The problem is that that 2011 study showed that the existing funding disparities were not caused by bias in grant reviewing (which a study showed did not exist), but on the fact that black investigators tended to apply for money in fields that were not well funded and also had poorer “track records” in publishing as shown on the NIH-required c.v.s I discussed this 2011 study and the problems with the bias explanation on this website. Didn’t the White House know of these explanations? Apparently not. They’d prefer to let people think it’s due to structural racism in the NIH.
Now the good stuff. After issuing a spate of accusations of how science is riddled with misogyny and racism, the document proposes some fixes to achieve equity. Some of these are fine, as they actually buttress opportunity, which is what I would go for. They also try to buttress good science teaching, which I’m always for. Here are some proposals I like (you can read the document yourself to see ones that aren’t so good):
- Offer opportunities at every stage of life, education, and career to help people enter STEMM, such as clearer pathways between early- and first-exposure science and technology experiences, those that focus on middle school girls and gender non-conforming youth, and existing scholarships and research experiences at community, vocational, and four-year colleges and universities.
- Create opportunities for professional learning, and leadership along with the opportunity to work collaboratively within and across schools and learning communities.

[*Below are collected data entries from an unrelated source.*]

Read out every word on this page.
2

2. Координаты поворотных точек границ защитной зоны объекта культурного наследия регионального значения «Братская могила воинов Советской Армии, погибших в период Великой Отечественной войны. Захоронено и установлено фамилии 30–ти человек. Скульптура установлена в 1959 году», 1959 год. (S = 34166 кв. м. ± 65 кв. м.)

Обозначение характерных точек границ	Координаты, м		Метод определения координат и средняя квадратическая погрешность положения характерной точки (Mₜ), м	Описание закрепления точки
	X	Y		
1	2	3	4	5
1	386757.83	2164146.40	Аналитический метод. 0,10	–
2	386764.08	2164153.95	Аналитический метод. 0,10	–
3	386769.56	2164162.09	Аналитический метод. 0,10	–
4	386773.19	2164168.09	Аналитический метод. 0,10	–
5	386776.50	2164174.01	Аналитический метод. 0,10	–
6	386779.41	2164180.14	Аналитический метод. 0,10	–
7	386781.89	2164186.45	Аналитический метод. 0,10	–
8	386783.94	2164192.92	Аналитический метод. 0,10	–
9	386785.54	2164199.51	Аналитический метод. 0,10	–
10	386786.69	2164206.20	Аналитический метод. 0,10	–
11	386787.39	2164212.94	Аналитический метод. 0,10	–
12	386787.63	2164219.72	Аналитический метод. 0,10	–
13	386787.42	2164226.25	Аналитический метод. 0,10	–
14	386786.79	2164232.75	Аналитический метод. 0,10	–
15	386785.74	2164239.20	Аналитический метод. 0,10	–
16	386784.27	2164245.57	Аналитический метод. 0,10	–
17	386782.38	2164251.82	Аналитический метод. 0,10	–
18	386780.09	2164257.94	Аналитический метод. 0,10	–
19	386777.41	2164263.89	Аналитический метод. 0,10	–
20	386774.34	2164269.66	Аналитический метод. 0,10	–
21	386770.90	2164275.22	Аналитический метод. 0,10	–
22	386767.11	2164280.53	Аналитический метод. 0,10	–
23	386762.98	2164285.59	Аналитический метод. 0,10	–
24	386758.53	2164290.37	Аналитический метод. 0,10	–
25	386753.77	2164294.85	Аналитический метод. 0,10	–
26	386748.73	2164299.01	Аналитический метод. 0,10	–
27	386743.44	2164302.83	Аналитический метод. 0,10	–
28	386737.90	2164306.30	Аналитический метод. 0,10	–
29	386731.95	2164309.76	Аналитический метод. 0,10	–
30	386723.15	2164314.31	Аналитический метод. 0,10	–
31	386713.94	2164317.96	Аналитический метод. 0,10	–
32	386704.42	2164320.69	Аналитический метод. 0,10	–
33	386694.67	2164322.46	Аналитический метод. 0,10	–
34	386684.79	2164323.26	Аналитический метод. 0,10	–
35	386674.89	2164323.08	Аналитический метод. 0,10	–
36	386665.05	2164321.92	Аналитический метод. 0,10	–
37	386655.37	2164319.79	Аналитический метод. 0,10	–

- Leverage and increase access to affordable, comprehensive, evidence-based pre-service teacher preparation programs.
- Support teachers in earning initial, additional, or advanced certification in high-demand areas such as computer science.
- Provide resources for experiential STEMM learning and research experiences for students and teachers in classrooms and in extra-curricular settings.

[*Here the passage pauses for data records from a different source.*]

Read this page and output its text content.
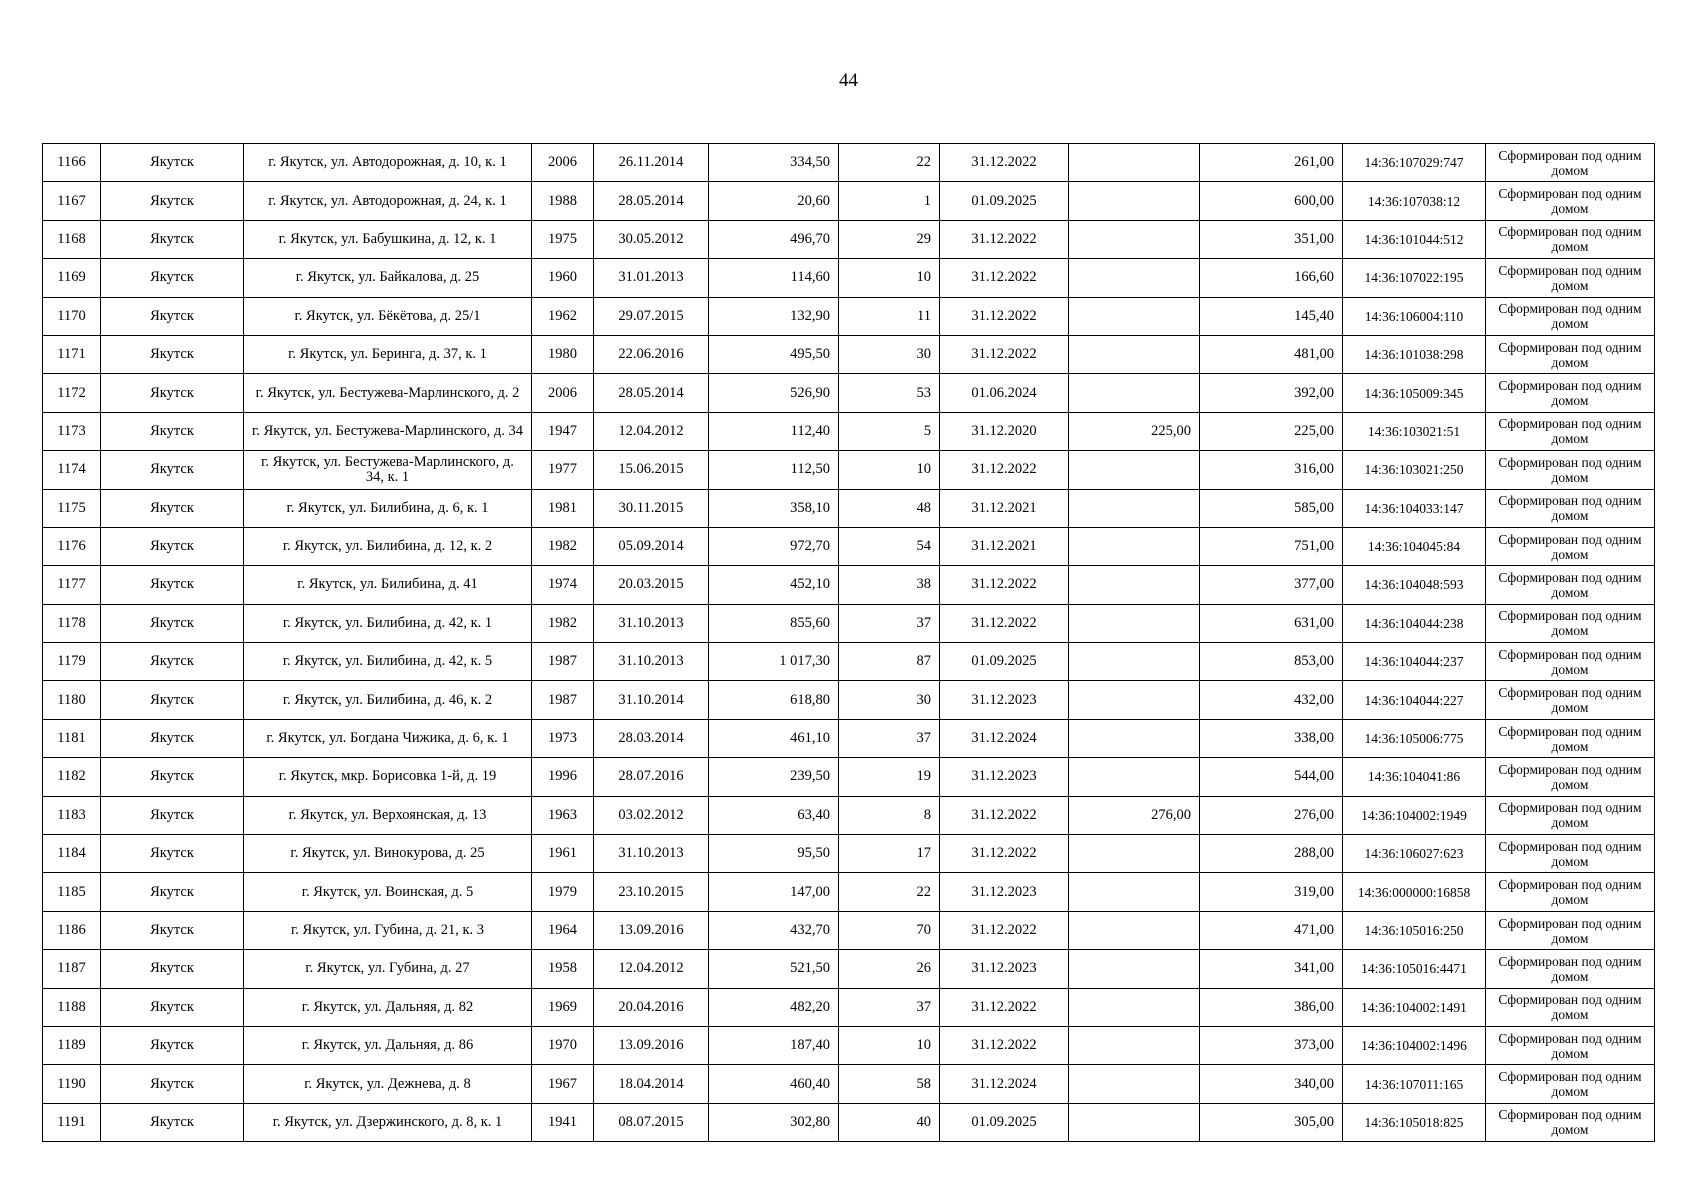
44
1166	Якутск	г. Якутск, ул. Автодорожная, д. 10, к. 1	2006	26.11.2014	334,50	22	31.12.2022		261,00	14:36:107029:747	Сформирован под одним домом
1167	Якутск	г. Якутск, ул. Автодорожная, д. 24, к. 1	1988	28.05.2014	20,60	1	01.09.2025		600,00	14:36:107038:12	Сформирован под одним домом
1168	Якутск	г. Якутск, ул. Бабушкина, д. 12, к. 1	1975	30.05.2012	496,70	29	31.12.2022		351,00	14:36:101044:512	Сформирован под одним домом
1169	Якутск	г. Якутск, ул. Байкалова, д. 25	1960	31.01.2013	114,60	10	31.12.2022		166,60	14:36:107022:195	Сформирован под одним домом
1170	Якутск	г. Якутск, ул. Бёкётова, д. 25/1	1962	29.07.2015	132,90	11	31.12.2022		145,40	14:36:106004:110	Сформирован под одним домом
1171	Якутск	г. Якутск, ул. Беринга, д. 37, к. 1	1980	22.06.2016	495,50	30	31.12.2022		481,00	14:36:101038:298	Сформирован под одним домом
1172	Якутск	г. Якутск, ул. Бестужева-Марлинского, д. 2	2006	28.05.2014	526,90	53	01.06.2024		392,00	14:36:105009:345	Сформирован под одним домом
1173	Якутск	г. Якутск, ул. Бестужева-Марлинского, д. 34	1947	12.04.2012	112,40	5	31.12.2020	225,00	225,00	14:36:103021:51	Сформирован под одним домом
1174	Якутск	г. Якутск, ул. Бестужева-Марлинского, д. 34, к. 1	1977	15.06.2015	112,50	10	31.12.2022		316,00	14:36:103021:250	Сформирован под одним домом
1175	Якутск	г. Якутск, ул. Билибина, д. 6, к. 1	1981	30.11.2015	358,10	48	31.12.2021		585,00	14:36:104033:147	Сформирован под одним домом
1176	Якутск	г. Якутск, ул. Билибина, д. 12, к. 2	1982	05.09.2014	972,70	54	31.12.2021		751,00	14:36:104045:84	Сформирован под одним домом
1177	Якутск	г. Якутск, ул. Билибина, д. 41	1974	20.03.2015	452,10	38	31.12.2022		377,00	14:36:104048:593	Сформирован под одним домом
1178	Якутск	г. Якутск, ул. Билибина, д. 42, к. 1	1982	31.10.2013	855,60	37	31.12.2022		631,00	14:36:104044:238	Сформирован под одним домом
1179	Якутск	г. Якутск, ул. Билибина, д. 42, к. 5	1987	31.10.2013	1 017,30	87	01.09.2025		853,00	14:36:104044:237	Сформирован под одним домом
1180	Якутск	г. Якутск, ул. Билибина, д. 46, к. 2	1987	31.10.2014	618,80	30	31.12.2023		432,00	14:36:104044:227	Сформирован под одним домом
1181	Якутск	г. Якутск, ул. Богдана Чижика, д. 6, к. 1	1973	28.03.2014	461,10	37	31.12.2024		338,00	14:36:105006:775	Сформирован под одним домом
1182	Якутск	г. Якутск, мкр. Борисовка 1-й, д. 19	1996	28.07.2016	239,50	19	31.12.2023		544,00	14:36:104041:86	Сформирован под одним домом
1183	Якутск	г. Якутск, ул. Верхоянская, д. 13	1963	03.02.2012	63,40	8	31.12.2022	276,00	276,00	14:36:104002:1949	Сформирован под одним домом
1184	Якутск	г. Якутск, ул. Винокурова, д. 25	1961	31.10.2013	95,50	17	31.12.2022		288,00	14:36:106027:623	Сформирован под одним домом
1185	Якутск	г. Якутск, ул. Воинская, д. 5	1979	23.10.2015	147,00	22	31.12.2023		319,00	14:36:000000:16858	Сформирован под одним домом
1186	Якутск	г. Якутск, ул. Губина, д. 21, к. 3	1964	13.09.2016	432,70	70	31.12.2022		471,00	14:36:105016:250	Сформирован под одним домом
1187	Якутск	г. Якутск, ул. Губина, д. 27	1958	12.04.2012	521,50	26	31.12.2023		341,00	14:36:105016:4471	Сформирован под одним домом
1188	Якутск	г. Якутск, ул. Дальняя, д. 82	1969	20.04.2016	482,20	37	31.12.2022		386,00	14:36:104002:1491	Сформирован под одним домом
1189	Якутск	г. Якутск, ул. Дальняя, д. 86	1970	13.09.2016	187,40	10	31.12.2022		373,00	14:36:104002:1496	Сформирован под одним домом
1190	Якутск	г. Якутск, ул. Дежнева, д. 8	1967	18.04.2014	460,40	58	31.12.2024		340,00	14:36:107011:165	Сформирован под одним домом
1191	Якутск	г. Якутск, ул. Дзержинского, д. 8, к. 1	1941	08.07.2015	302,80	40	01.09.2025		305,00	14:36:105018:825	Сформирован под одним домом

- Support mechanisms that provide science and mathematics teachers with living wages and help to pay off forms of educational debt.
- Fund and incentivize public participation and engagement in science and make participation in science accessible to the public in spaces that are already used.
There are others I like, but you can see that some of the proposals are designed to increase opportunity rather than ensure proportional outcome, while others want to fund and support science teachers who, like most secondary-school teachers, are grossly underpaid considering what they do and how important they are. (Many of us became scientists because we were turned on by good, passionate, and charismatic teachers.)
By concentrating its plans for the future of science on achieving equity rather than equal opportunity, and by completely ignoring merit and ways to create excellence by itself, the White House document is scuppering the future of science. And by characterizing science as a roiling hotbed of bigotry, racism, and structural features designed to hold down the oppressed, the document also insults science itself.